İnsandan insana doğrudan temasla bulaşabiliyor 

Ebola’nın enfekte insanlarla doğrudan temas yoluyla insandan insana bulaştığını anlatan Teksen Köroğlu, “Ebola virüsü, SARS ya da grip virüsüne nazaran daha zor bulaşır. İnsana bulaşması, hasta hayvanların veya insanların organ, kan ve vücut sıvılarıyla (ter, çiş ya da sperm gibi) yakın temas sonucu olur. Enfekte bir kişinin kanı ya da salgılarıyla doğrudan temas. Enfekte salgılarla kontamine olmuş objelerle temas. Defin işlemleri sırasında cenazeye doğrudan temas edilmesi de hastalığın yayılmasında etkendir. İyileşen erkek hastaların spermleri yoluyla hastalığı 7 haftaya kadar bulaştırması mümkündür. Ebola Kanamalı Ateşi’ne yol açan virüsler, genellikle hasta bakımıyla uğraşırken enfekte salgılarla teması olan aileler ve arkadaşlar aracılığıyla yayılmaktadır.
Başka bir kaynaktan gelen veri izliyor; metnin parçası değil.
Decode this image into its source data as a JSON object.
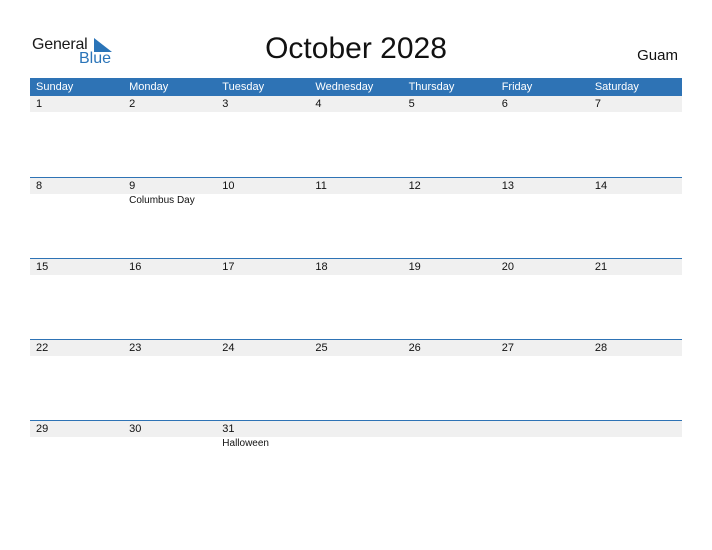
{
  "brand": {
    "line1": "General",
    "line2": "Blue",
    "accent": "#2e73b5"
  },
  "title": "October 2028",
  "country": "Guam",
  "weekdays": [
    "Sunday",
    "Monday",
    "Tuesday",
    "Wednesday",
    "Thursday",
    "Friday",
    "Saturday"
  ],
  "weeks": [
    [
      {
        "day": "1",
        "event": ""
      },
      {
        "day": "2",
        "event": ""
      },
      {
        "day": "3",
        "event": ""
      },
      {
        "day": "4",
        "event": ""
      },
      {
        "day": "5",
        "event": ""
      },
      {
        "day": "6",
        "event": ""
      },
      {
        "day": "7",
        "event": ""
      }
    ],
    [
      {
        "day": "8",
        "event": ""
      },
      {
        "day": "9",
        "event": "Columbus Day"
      },
      {
        "day": "10",
        "event": ""
      },
      {
        "day": "11",
        "event": ""
      },
      {
        "day": "12",
        "event": ""
      },
      {
        "day": "13",
        "event": ""
      },
      {
        "day": "14",
        "event": ""
      }
    ],
    [
      {
        "day": "15",
        "event": ""
      },
      {
        "day": "16",
        "event": ""
      },
      {
        "day": "17",
        "event": ""
      },
      {
        "day": "18",
        "event": ""
      },
      {
        "day": "19",
        "event": ""
      },
      {
        "day": "20",
        "event": ""
      },
      {
        "day": "21",
        "event": ""
      }
    ],
    [
      {
        "day": "22",
        "event": ""
      },
      {
        "day": "23",
        "event": ""
      },
      {
        "day": "24",
        "event": ""
      },
      {
        "day": "25",
        "event": ""
      },
      {
        "day": "26",
        "event": ""
      },
      {
        "day": "27",
        "event": ""
      },
      {
        "day": "28",
        "event": ""
      }
    ],
    [
      {
        "day": "29",
        "event": ""
      },
      {
        "day": "30",
        "event": ""
      },
      {
        "day": "31",
        "event": "Halloween"
      },
      {
        "day": "",
        "event": ""
      },
      {
        "day": "",
        "event": ""
      },
      {
        "day": "",
        "event": ""
      },
      {
        "day": "",
        "event": ""
      }
    ]
  ]
}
Afrika’da teyit edilmiş vakalar Liberya, Sierra Leone, Gine, Nijerya, Demokratik Kongo Cumhuriyeti (DRC), Gabon, Güney Sudan, Fildişi Sahilleri, Uganda, Kongo Cumhuriyeti (ROC), Güney Afrika’dır” ifadelerini kullanarak, Afrika’dan sonra ise ABD’de, Almanya’da Ebola vakaları ortaya çıktı ve salgınla birlikte, hangi ülkelerde bu vakaların yoğunlaşacağına dair bir tahmin yürütmenin ise oldukça zor olduğunu dile getirdi. 
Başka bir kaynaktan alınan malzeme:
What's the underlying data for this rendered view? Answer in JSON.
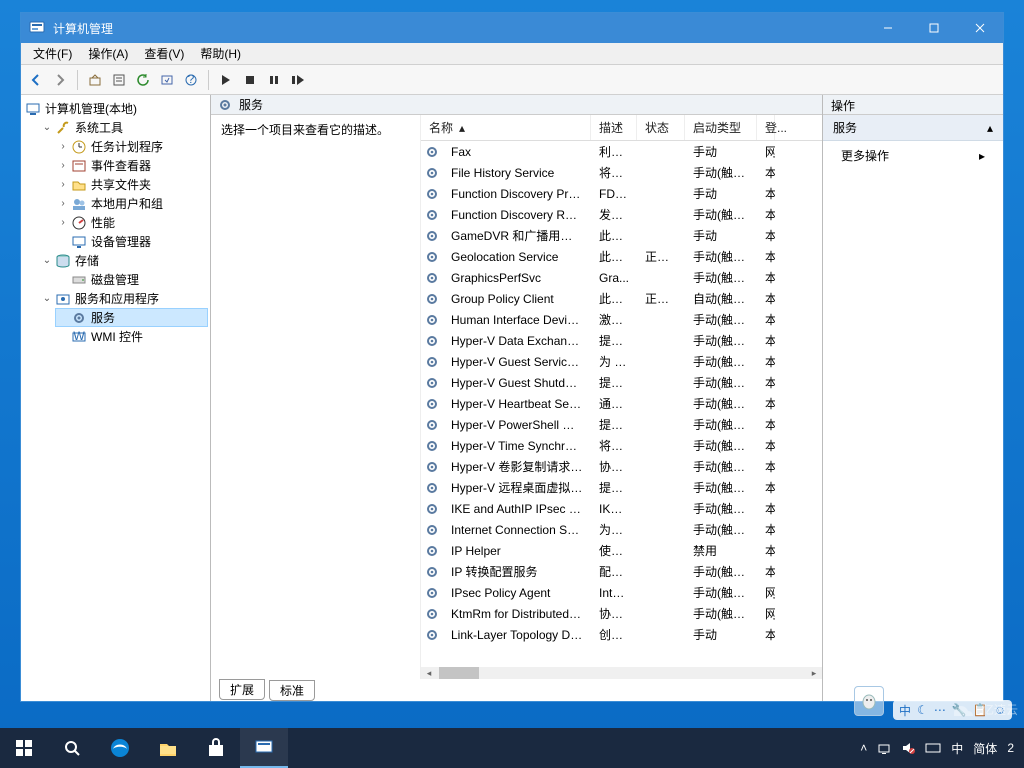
{
  "window": {
    "title": "计算机管理",
    "menus": {
      "file": "文件(F)",
      "action": "操作(A)",
      "view": "查看(V)",
      "help": "帮助(H)"
    }
  },
  "tree": {
    "root": "计算机管理(本地)",
    "sysTools": "系统工具",
    "taskScheduler": "任务计划程序",
    "eventViewer": "事件查看器",
    "sharedFolders": "共享文件夹",
    "localUsers": "本地用户和组",
    "performance": "性能",
    "deviceManager": "设备管理器",
    "storage": "存储",
    "diskMgmt": "磁盘管理",
    "servicesApps": "服务和应用程序",
    "services": "服务",
    "wmi": "WMI 控件"
  },
  "center": {
    "headerTitle": "服务",
    "descPrompt": "选择一个项目来查看它的描述。",
    "columns": {
      "name": "名称",
      "desc": "描述",
      "status": "状态",
      "startup": "启动类型",
      "logon": "登..."
    },
    "tabs": {
      "extended": "扩展",
      "standard": "标准"
    }
  },
  "services": [
    {
      "name": "Fax",
      "desc": "利用...",
      "status": "",
      "startup": "手动",
      "logon": "网"
    },
    {
      "name": "File History Service",
      "desc": "将用...",
      "status": "",
      "startup": "手动(触发...",
      "logon": "本"
    },
    {
      "name": "Function Discovery Provi...",
      "desc": "FDP...",
      "status": "",
      "startup": "手动",
      "logon": "本"
    },
    {
      "name": "Function Discovery Reso...",
      "desc": "发布...",
      "status": "",
      "startup": "手动(触发...",
      "logon": "本"
    },
    {
      "name": "GameDVR 和广播用户服务...",
      "desc": "此用...",
      "status": "",
      "startup": "手动",
      "logon": "本"
    },
    {
      "name": "Geolocation Service",
      "desc": "此服...",
      "status": "正在...",
      "startup": "手动(触发...",
      "logon": "本"
    },
    {
      "name": "GraphicsPerfSvc",
      "desc": "Gra...",
      "status": "",
      "startup": "手动(触发...",
      "logon": "本"
    },
    {
      "name": "Group Policy Client",
      "desc": "此服...",
      "status": "正在...",
      "startup": "自动(触发...",
      "logon": "本"
    },
    {
      "name": "Human Interface Device ...",
      "desc": "激活...",
      "status": "",
      "startup": "手动(触发...",
      "logon": "本"
    },
    {
      "name": "Hyper-V Data Exchange ...",
      "desc": "提供...",
      "status": "",
      "startup": "手动(触发...",
      "logon": "本"
    },
    {
      "name": "Hyper-V Guest Service In...",
      "desc": "为 H...",
      "status": "",
      "startup": "手动(触发...",
      "logon": "本"
    },
    {
      "name": "Hyper-V Guest Shutdown...",
      "desc": "提供...",
      "status": "",
      "startup": "手动(触发...",
      "logon": "本"
    },
    {
      "name": "Hyper-V Heartbeat Service",
      "desc": "通过...",
      "status": "",
      "startup": "手动(触发...",
      "logon": "本"
    },
    {
      "name": "Hyper-V PowerShell Dire...",
      "desc": "提供...",
      "status": "",
      "startup": "手动(触发...",
      "logon": "本"
    },
    {
      "name": "Hyper-V Time Synchroniz...",
      "desc": "将此...",
      "status": "",
      "startup": "手动(触发...",
      "logon": "本"
    },
    {
      "name": "Hyper-V 卷影复制请求程序",
      "desc": "协调...",
      "status": "",
      "startup": "手动(触发...",
      "logon": "本"
    },
    {
      "name": "Hyper-V 远程桌面虚拟化...",
      "desc": "提供...",
      "status": "",
      "startup": "手动(触发...",
      "logon": "本"
    },
    {
      "name": "IKE and AuthIP IPsec Key...",
      "desc": "IKEE...",
      "status": "",
      "startup": "手动(触发...",
      "logon": "本"
    },
    {
      "name": "Internet Connection Shari...",
      "desc": "为家...",
      "status": "",
      "startup": "手动(触发...",
      "logon": "本"
    },
    {
      "name": "IP Helper",
      "desc": "使用...",
      "status": "",
      "startup": "禁用",
      "logon": "本"
    },
    {
      "name": "IP 转换配置服务",
      "desc": "配置...",
      "status": "",
      "startup": "手动(触发...",
      "logon": "本"
    },
    {
      "name": "IPsec Policy Agent",
      "desc": "Inter...",
      "status": "",
      "startup": "手动(触发...",
      "logon": "网"
    },
    {
      "name": "KtmRm for Distributed Tr...",
      "desc": "协调...",
      "status": "",
      "startup": "手动(触发...",
      "logon": "网"
    },
    {
      "name": "Link-Layer Topology Disc...",
      "desc": "创建...",
      "status": "",
      "startup": "手动",
      "logon": "本"
    }
  ],
  "actions": {
    "header": "操作",
    "section": "服务",
    "more": "更多操作"
  },
  "imebar": {
    "zhong": "中"
  },
  "taskbar": {
    "imeLang": "中",
    "imeMode": "简体",
    "clock": "2"
  },
  "watermark": {
    "text": "亿速云"
  }
}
Birtakım önlemlere uyulmalı 

Bu virüsten etkilenen bölgelerde yaşayan insanların hastalıktan korunmak için birtakım önlemlere uymasının gerekli olduğuna da dikkat çeken Köroğlu, “Diğer bulaşıcı hastalıklarda olduğu gibi hastalığı önlemenin en önemli uygulamalarından biri ellerin düzenli olarak yıkanmasıdır. Ellerinizin su ve sabunla yıkanması (ya da sabun bulunmadığı yerlerde ve ellerin açıkça kan ve vücut sıvılarıyla kirli olduğu durumlarda susuz alkol-bazlı el losyonunun kullanılması) cildinizden potansiyel enfekte materyalleri uzaklaştırır ve hastalığının geçişini önler. Eldiven kullanılan durumlarda eldivenleri çıkarmadan önce su ve sabunla yıkayınız ve eldivenleri çıkardıktan sonra da ellerinizi yıkayınız. Ölü hayvanlarla, özellikle de primatlarla temastan kaçınınız. Yerel pazarlarda tüketim için satılan primatlar dahil vahşi hayvanların etini yemeyiniz” dedi. Köroğlu şöyle devam etti: “Enfeksiyon olasılığını asgariye indirmek için Ebola Virüsü enfeksiyonu olduğundan şüphelenilen insan ya da hayvanlarla yakın temas ederken enfeksiyon kontrol önlemlerini uygulayınız.”

“Hastalığın bulaşma riski sağlık tesislerinde oldukça yüksek”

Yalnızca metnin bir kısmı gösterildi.